MARIA HELENA SANTANA: Acho que sim. Embora tenhamos dedicado atenção à crise, o único problema (decorrente dela) a que resolvemos nos dedicar foi um que não estava no foco e se materializou. Foi a questão dos derivativos (contratos cambiais, que apostavam na continuidade da fraqueza do dólar), uma surpresa para todos, assim como o fato de terem assumido o tamanho que assumiram em empresas não-financeiras. O nosso mercado é mais regulado do que o mercado internacional com relação a produtos negociados em balcão (fora de bolsas de valores), que precisam ser reportados ao regulador de cada agente: a CVM, a Secretaria de Previdência Complementar (SPC) ou o Banco Central.
Por isso, a CVM lançou a Instrução 475 (sobre a apresentação de informações sobre instrumentos financeiros). Ela resolve a questão?
MARIA HELENA: Ela contribui, mas um único instrumento não resolve tudo sozinho. Ela torna obrigatório o quadro de sensibilidade que fale do impacto dos instrumentos financeiros em três cenários possíveis. Acaba dando uma visão sobre a verdadeira estrutura dos produtos (financeiros), à qual não se poderia ter acesso apenas com as notas explicativas dos balanços. A nova Instrução 202 (que regula o registro de companhias abertas, com reforma em audiência pública até 30 de março) também ajudará a evitar esses problemas?
MARIA HELENA: O formulário das informações anuais (IAN) vai ter espaço para a política de gestão de risco e para mostrar como a companhia está estruturada para cumpri-la.

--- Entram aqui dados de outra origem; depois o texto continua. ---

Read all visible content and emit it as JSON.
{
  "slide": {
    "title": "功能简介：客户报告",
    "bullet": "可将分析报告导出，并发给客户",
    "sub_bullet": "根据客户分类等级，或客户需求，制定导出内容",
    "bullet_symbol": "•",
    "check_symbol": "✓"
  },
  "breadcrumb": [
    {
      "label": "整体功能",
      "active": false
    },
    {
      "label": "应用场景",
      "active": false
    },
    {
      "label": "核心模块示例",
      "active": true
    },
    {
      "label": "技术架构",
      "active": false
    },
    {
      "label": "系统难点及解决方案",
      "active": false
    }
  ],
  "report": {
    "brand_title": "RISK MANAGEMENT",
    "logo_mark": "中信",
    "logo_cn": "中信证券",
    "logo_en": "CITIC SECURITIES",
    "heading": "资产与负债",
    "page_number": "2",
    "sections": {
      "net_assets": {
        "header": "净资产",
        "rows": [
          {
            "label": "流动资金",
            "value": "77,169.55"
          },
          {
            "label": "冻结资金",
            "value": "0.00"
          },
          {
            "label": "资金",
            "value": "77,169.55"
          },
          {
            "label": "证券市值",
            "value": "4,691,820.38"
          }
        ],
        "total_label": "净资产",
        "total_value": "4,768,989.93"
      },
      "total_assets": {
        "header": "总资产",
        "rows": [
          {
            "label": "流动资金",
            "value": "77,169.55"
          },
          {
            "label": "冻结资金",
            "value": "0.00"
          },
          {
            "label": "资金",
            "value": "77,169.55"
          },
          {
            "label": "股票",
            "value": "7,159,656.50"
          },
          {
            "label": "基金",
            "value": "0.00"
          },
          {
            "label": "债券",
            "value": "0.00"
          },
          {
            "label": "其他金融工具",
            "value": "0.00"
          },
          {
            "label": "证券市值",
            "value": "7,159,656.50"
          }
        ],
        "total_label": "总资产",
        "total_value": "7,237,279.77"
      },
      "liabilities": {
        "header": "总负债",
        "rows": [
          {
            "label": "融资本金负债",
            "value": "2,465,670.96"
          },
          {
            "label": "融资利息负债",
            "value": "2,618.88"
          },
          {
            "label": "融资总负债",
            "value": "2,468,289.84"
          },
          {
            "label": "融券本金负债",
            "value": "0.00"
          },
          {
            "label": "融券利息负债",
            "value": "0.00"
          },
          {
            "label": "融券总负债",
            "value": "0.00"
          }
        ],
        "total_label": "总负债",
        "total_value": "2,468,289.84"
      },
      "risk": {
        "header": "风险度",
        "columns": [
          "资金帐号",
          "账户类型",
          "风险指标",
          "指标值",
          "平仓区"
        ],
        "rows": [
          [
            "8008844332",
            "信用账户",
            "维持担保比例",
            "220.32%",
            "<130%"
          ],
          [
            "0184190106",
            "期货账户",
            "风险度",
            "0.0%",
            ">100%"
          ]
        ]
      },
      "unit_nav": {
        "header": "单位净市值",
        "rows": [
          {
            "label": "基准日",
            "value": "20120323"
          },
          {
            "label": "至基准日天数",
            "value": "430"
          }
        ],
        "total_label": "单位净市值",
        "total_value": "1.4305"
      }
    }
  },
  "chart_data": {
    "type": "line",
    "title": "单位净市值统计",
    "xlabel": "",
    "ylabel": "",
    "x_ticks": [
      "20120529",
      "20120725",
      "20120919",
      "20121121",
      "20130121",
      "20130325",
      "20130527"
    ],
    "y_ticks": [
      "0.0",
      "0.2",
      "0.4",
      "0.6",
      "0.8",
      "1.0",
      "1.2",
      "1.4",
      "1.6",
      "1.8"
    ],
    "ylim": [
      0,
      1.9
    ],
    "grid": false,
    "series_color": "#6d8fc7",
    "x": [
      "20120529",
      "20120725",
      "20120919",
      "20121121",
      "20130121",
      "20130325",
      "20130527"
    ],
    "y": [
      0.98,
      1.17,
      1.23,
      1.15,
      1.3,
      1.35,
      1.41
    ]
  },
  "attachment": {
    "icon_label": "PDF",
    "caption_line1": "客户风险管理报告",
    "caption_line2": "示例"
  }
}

O caso não desperta a preocupação da CVM quanto às áreas financeiras das empresas ou quanto ao fato de uma empresa não-financeira ser dona de uma corretora?
MARIA HELENA: Não vejo mudança que precise ser feita. A regulação é muito clara. É crime qualquer participante negociar com base em informação que não seja pública. Falando em tese, em empresas ligadas pode ser mais fácil demonstrar essa relação entre o acesso à informação e o fato de ter operado, permitindo imposição de penas mais fortes pela CVM. Não é proibido ter corretora e a forma como a companhia negocia suas próprias ações é regulada.
Os casos de informação privilegiada ainda são considerados inevitáveis por boa parte do mercado. A CVM não tem como prevenir esses casos?
MARIA HELENA: O preventivo nesse caso é o próprio enforcement (a aplicação das regras), que tem o poder de prevenir os próximos casos, se for rápido e se o efeito educativo que esperamos de fato existir. Estamos avançando, mas ainda temos que avançar muito mais. Em 2008, fizemos a reestruturação da equipe da CVM para dedicar uma área só para processos. Espero que, ao longo de 2009, consigamos ver efeitos dessas mudanças na acusação mais rápida.
Seria possível haver fundos no esquema pirâmide (semelhantes ao criado por Bernard Madoff, nos EUA) no Brasil?
MARIA HELENA: Está tudo montado para que se tenha mais controle do que existiu nesse caso. Aqui, gestor e administrador de fundos têm que contratar um custodiante, que pode ser do mesmo grupo, mas tem que ser uma empresa separada. O próprio fundo tem que ter conta no nome. Qualquer informação vai refletir no registro eletrônico no nome do fundo. É uma segurança.